Op-ed: Addressing the gender gap in unpaid care work

Author: Ramaaya Salgado, Head of Office at UN Women Sri Lanka

29 October 2023| International Day of Care and Support

Care work and housework sustains families and communities. It enables people to enter the workforce, contributes to economies as well as to individual and societal wellbeing. Globally, and in Sri Lanka, women spend more time on unpaid care work than men. Yet, their contributions are often undervalued, and the challenges they face are often overlooked.

Unpaid care work is all unpaid services provided by individuals within a household or community for the benefit of its members. This includes cooking, cleaning, looking after children, older persons, and persons with illness or disabilities.

While care work and housework can be rewarding, when one person takes on most of this work, they can experience significant stress and face a multitude of challenges, leaving little to no time for their own wellbeing.

In Sri Lanka, there is a significant disparity in how unpaid care work and housework is shared between women and men. According to Sri Lanka’s Time Use Survey (2017), 87.3% of women and girls above the age of 10 participated in housework and care work compared to only 59.7% of men and boys. More recent surveys by the Women and Media Collective also indicate that activities typically associated with unpaid care work are primarily borne by women, accounting for more than 90 percent for each activity in comparison to men. While housework and care work should not be gendered, sociocultural norms deem such work as “women’s work”. This poses several challenges for women and girls.

For instance, Sri Lanka is currently facing a socioeconomic crisis. This has forced families to choose which of their children to educate due to rising costs, poverty and increasing care needs. As adolescent girls shoulder a significantly greater care load at home, they are at a higher risk of dropping out of school or discontinuing their education.

Unequal distribution of care work at home is also a key barrier to women’s economic empowerment. Last year, A UN Women study on ‘Gender Disparities and Labour Market Challenges’ found that Sri Lankan employers were less likely to hire women, if employers faced constraints in offering flexible working hours or in financing maternity benefits. The commonly held perception of care work being “women’s work” therefore puts women at a disadvantage in the labour market.

Even when women want to engage in paid work, if there is no one to take care of children or the elderly, it is often women that leave their jobs to meet care needs at home. According to the International Labour Organization, in 2018, 606 million working aged women worldwide were unable to engage in paid work because of care responsibilities. Yet, 70 percent of women preferred to work in paid jobs. This is true to Sri Lanka as well. According to surveys conducted by Women and Media Collective, 67.5 percent of women who indicated that they like to engage in employment, were unable to do so due to care responsibilities.  Inability to engage in paid employment has serious repercussions on women later on in life because they would not have access to social protection schemes such as pensions, EPF or ETF when they are older.
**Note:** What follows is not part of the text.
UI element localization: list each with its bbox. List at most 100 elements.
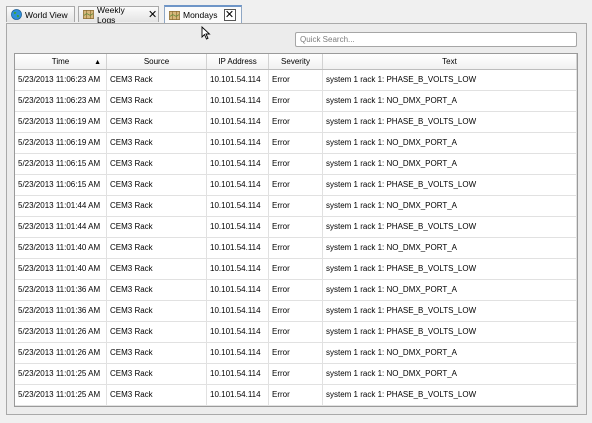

This in turn will have a ripple effect on their quality of life and increase their risk of falling into poverty.

These are only some examples to a myriad of challenges faced by women including physical and emotional stress, limited opportunities for skill development and economic dependency which can affect women’s financial security.

This year marks the halfway point for the achievement of the Sustainable Development Goals. Changing economic and social structures to recognize and reduce the disproportionate share of unpaid care work carried out by women and girls is critical to accelerating progress towards gender equality.

By shifting social norms that portray care work as something women are “better at” or “naturally suited for”, and redistributing care responsibilities equally between women and men will ensure that women and girls have equal access to opportunities, and quality education. This will also enable families to achieve greater economic stability.

Enacting care-friendly employment policies including flexible working arrangements and paid family leave to balance work and family commitments, and investing in public care services will pave way for decent work, reduced inequalities and increased participation of women in the labour force.

Gender equality is a prerequisite for sustainable development and it’s time to take action to keep the promise of the 2030 Agenda.

As 29th October marks the first International Day of Care and Support – let’s start by sharing the care and recognizing that care work is not women’s work, but everyone’s responsibility.

About the Author

Ramaaya Salgado assumed her position as Country Focal Point in 2014 when UN Women established a programme presence in Sri Lanka.   She has over 15 years of experience in International Development and has worked extensively on issues pertaining to women’s rights and gender equality with a special focus on governance, peace and security issues. Ms. Salgado holds a Master’s Degree in Social Work from the National Institute of Social Development, Sri Lanka, and a Bachelor’s in Sociology from the University of Delhi in India.